The attempted sacking of Musharraf may have been the immediate cause of the coup, but there were other reasons as well. Sharif was trying to create dissension within the ranks of the military by appointing his favourite generals, some related to his party members, to key posts. This, together with his plans to create a private militia in the manner of the late Zulfiqar Ali Bhutto’s Federal Security Force in the seventies, proved his undoing. One senator from the Frontier Province has been arrested and another is being sought in connection with smuggling arms into the Punjab for use by the militia, which presumably was intended to take on the army in case of a showdown. The army does not tolerate interference in its affairs and protects its interests vigorously.
The state of emergency, declared in May 1998 after the nuclear explosions, has been extended. The national and provincial assemblies have been suspended, but the courts have been asked to continue to function, albeit with the advice of the new chief executive under a Provisional Constitutional Order (PCO). The president, Rafiq Tarar, has also agreed to stay on in the presidency, albeit in splendid isolation from his former allies in the Sharif camp (Tarar is known as a close friend of Sharif’s Abaji).
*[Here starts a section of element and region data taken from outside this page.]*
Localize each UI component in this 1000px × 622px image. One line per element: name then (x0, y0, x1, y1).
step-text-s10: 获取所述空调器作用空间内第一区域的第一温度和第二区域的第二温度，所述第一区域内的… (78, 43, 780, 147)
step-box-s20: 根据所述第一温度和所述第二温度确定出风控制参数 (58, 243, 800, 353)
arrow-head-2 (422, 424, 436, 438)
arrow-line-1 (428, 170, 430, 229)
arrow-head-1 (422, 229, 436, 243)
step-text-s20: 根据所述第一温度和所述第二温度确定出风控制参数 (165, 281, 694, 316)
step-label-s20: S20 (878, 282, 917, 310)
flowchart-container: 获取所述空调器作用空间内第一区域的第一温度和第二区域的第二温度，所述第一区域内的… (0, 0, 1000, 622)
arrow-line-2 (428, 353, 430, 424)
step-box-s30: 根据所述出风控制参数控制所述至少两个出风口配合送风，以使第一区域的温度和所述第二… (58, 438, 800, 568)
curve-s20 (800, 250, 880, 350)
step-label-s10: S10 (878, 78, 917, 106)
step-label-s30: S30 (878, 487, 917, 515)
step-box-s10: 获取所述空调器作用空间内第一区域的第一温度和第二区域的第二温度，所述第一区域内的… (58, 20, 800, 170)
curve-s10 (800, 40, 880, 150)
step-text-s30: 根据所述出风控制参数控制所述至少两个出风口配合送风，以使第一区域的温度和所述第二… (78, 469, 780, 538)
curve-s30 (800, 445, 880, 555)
The bank accounts of leading politicians and their spouses have also been frozen to prevent the flight of capital.
The existing political setup in Pakistan has repeatedly been shown to be unworkable. Politicians of all persuasions are thoroughly corrupt. They use their time in power to plunder the country’s resources, and their removals from power are invariably greeted with joy by Pakistan’s masses. But this euphoria is always short-lived, as the newcomers begin their own plunder. Will the newest administration prove any different? The oppressed masses of Pakistan desperately hope so, but past experience does not inspire optimism.